The opinion of the court was delivered by: Ralph Zarefsky United States Magistrate Judge
MEMORANDUM OPINION AND ORDER
The Administrative Law Judge found that Plaintiff suffered from degenerative disk disease of the cervical spine, with spinal stenosis [AR12 ], a finding Plaintiff does not challenge here. Plaintiff only challenges the Administrative Law Judge's determination of her residual functional capacity, and his determination that her testimony as to the disabling nature of her pain was not credible. Neither argument is persuasive.
Plaintiff argues first that the Administrative Law Judge overstepped his bounds in determining Plaintiff's residual functional capacity because the record contains no medical source statement. (Plaintiff's Memorandum in Support of Complaint 3:20-5:5.) The record contains numerous medical records, and the Administrative Law Judge referred to them. [AR 13-14] It does not, however, contain a doctor's opinion of Plaintiff's residual functional capacity.
While the regulations make the determination of a residual functional capacity the province of the Administrative Law Judge, 20 C.F.R. § 416.927(e)(2), an Administrative Law Judge is not a doctor, and is not permitted to make medical judgments, but only legal judgments based on medical evidence. Day v. Weinberger, 522 F.2d 1154, 1156 (9th Cir. 1975). Thus, in general, an Administrative Law Judge is required to have a doctor's opinion of a claimant's functional capacity, in order for there to be substantial evidence supporting his decision. Manso-Pizarro v. Secretary of Health and Human Services, 76 F.3d 15, 17 (1st Cir. 1996). There are two reasons that that rule is not applicable here.
First, if the medical evidence is not complicated, and its meaning is apparent to a lay person, the Administrative Law Judge can make a common-sense interpretation of the evidence, and find the claimant's residual functional capacity, without consulting a physician. Manso-Pizarro, supra, citing Santiago v. Secretary of HHS, 944 F.2d 1, 7 (1st Cir. 1991), and Gordils v. Secretary of HHS, 921 F.2d 327, 329 (1st Cir. 1990); Armstrong v. Barnhart, 287 F. Supp. 2d 881 (N.D. Ill. 2003). The evidence here fell within that category, and the Administrative Law Judge thoroughly discussed it. [AR 13-14] The only evidence of concern was an MRI of the cervical spine, that revealed mild spinal stenosis at several levels, but mild-to-moderate stenosis at only the C5-6 level. [AR 181] Even this MRI was of limited quality, according to the examiner, due to significant motion artifact. [Id.] As discussed by the Administrative Law Judge, further examinations in the succeeding few months showed normal motor strength in both arms, normal range of motion, and no atrophy. [AR 13-14] Thus, the record showed the sort of condition which a lay person could, in fact, interpret, without the aid of a further medical source.
Second, Plaintiff not only was represented at the hearing by counsel, she was represented by the same counsel who appears before the Court.
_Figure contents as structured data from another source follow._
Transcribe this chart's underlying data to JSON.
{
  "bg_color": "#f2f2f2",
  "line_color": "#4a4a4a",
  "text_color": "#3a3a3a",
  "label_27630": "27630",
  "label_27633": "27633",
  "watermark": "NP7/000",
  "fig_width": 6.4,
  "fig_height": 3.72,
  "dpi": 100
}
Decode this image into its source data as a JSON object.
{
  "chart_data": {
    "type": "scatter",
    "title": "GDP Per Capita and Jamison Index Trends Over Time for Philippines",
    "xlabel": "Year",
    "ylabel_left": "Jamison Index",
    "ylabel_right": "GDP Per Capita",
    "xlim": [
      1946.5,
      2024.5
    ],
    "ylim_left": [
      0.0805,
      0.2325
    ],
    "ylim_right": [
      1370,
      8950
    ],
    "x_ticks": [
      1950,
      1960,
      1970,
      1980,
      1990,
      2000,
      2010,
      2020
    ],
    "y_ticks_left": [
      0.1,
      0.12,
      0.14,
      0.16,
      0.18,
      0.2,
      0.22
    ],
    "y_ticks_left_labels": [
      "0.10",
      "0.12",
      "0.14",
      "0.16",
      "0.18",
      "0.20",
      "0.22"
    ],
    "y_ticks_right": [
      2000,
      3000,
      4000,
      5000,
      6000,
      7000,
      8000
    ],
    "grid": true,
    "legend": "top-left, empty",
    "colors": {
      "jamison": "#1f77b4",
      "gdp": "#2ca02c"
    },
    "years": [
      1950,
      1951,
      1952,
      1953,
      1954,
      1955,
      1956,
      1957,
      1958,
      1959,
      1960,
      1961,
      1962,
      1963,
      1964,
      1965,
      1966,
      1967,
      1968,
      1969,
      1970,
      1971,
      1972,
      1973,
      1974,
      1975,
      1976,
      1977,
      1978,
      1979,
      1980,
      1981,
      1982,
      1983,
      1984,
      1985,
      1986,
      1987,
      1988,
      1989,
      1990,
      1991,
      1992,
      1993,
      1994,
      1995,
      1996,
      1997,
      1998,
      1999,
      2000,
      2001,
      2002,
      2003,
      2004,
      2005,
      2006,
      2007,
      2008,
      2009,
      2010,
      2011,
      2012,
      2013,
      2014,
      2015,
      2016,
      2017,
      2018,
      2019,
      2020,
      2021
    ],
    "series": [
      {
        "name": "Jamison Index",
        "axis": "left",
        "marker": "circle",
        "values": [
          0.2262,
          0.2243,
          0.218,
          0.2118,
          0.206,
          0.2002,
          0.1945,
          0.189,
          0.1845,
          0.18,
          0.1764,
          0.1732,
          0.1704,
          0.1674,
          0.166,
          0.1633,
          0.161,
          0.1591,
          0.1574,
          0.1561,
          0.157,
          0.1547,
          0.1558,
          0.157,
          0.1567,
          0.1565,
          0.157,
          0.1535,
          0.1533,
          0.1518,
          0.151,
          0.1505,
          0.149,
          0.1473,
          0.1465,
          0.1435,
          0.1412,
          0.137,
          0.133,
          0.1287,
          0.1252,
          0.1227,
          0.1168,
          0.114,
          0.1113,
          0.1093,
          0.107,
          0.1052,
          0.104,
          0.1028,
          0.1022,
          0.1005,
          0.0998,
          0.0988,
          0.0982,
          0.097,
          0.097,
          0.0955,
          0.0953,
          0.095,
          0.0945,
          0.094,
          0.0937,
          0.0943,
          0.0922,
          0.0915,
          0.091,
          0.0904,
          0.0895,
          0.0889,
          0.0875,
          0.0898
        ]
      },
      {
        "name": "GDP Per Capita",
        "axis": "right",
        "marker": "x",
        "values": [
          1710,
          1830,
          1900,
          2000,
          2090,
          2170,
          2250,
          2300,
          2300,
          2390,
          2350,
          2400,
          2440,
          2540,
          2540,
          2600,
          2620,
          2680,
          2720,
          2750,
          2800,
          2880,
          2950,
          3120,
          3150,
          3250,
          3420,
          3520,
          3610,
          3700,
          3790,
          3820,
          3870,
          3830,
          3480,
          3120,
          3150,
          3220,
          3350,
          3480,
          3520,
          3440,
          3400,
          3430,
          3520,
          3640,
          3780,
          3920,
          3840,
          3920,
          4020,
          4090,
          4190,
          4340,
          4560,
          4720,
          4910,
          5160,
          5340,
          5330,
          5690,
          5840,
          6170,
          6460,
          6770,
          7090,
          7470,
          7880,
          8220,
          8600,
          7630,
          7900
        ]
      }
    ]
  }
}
Nowhere in the hearing did counsel suggest that the Administrative Law Judge needed to adduce testimony from a medical expert, or have Plaintiff see a further medical consultant. Even when the Administrative Law Judge posed a hypothetical question to the vocational expert that assumed a residual functional capacity for light work, the same capacity that he later found Plaintiff possessed, counsel did not assert that a medical expert or consultant was needed. Even when the administrative record was held open for the receipt of further medical records, counsel did not suggest the need for a medical expert or consultant. It is a little late in the game to be doing so now.
Plaintiff also asserts that the Administrative Law Judge erred in discounting Plaintiff's statements as to her pain. Plaintiff did not appear at the hearing itself and the hearing went forward without her, with counsel's agreement. [AR 21] The pain statements counsel refers to, therefore, are those statements contained in questionnaires which were placed in the record. Assuming those statements carry the same weight as sworn testimony, nevertheless the Administrative Law Judge discharged his duty in assessing them.
The Administrative Law Judge found that the complaints of pain were out of proportion to the objective findings, and were not consistent with Plaintiff's treatment, which he stated was not as aggressive as would be expected if the pain were as disabling as Plaintiff's complaints made it out to be. [AR 14] Both of these findings had support in the record, and both are proper bases for discrediting a claimant's assertion as to the extent of her pain. Rollins v. Massanari, 261 F. 3d 853, 857 (9th Cir. 2001) (inconsistency with objective evidence is a factor Administrative Law Judge may consider); Johnson v. Shalala, 60 F.3d 1428, 1433 (9th Cir. 1995) (conservative medical treatment a factor Administrative Law Judge may consider). That there may be other potential interpretations of the evidence does not mean that the Administrative Law Judge erred. Rollins, supra, 261 F.3d at 857.
Since neither of Plaintiff's arguments provides a basis for overturning the Administrative Law Judge's decision, the decision is Affirmed.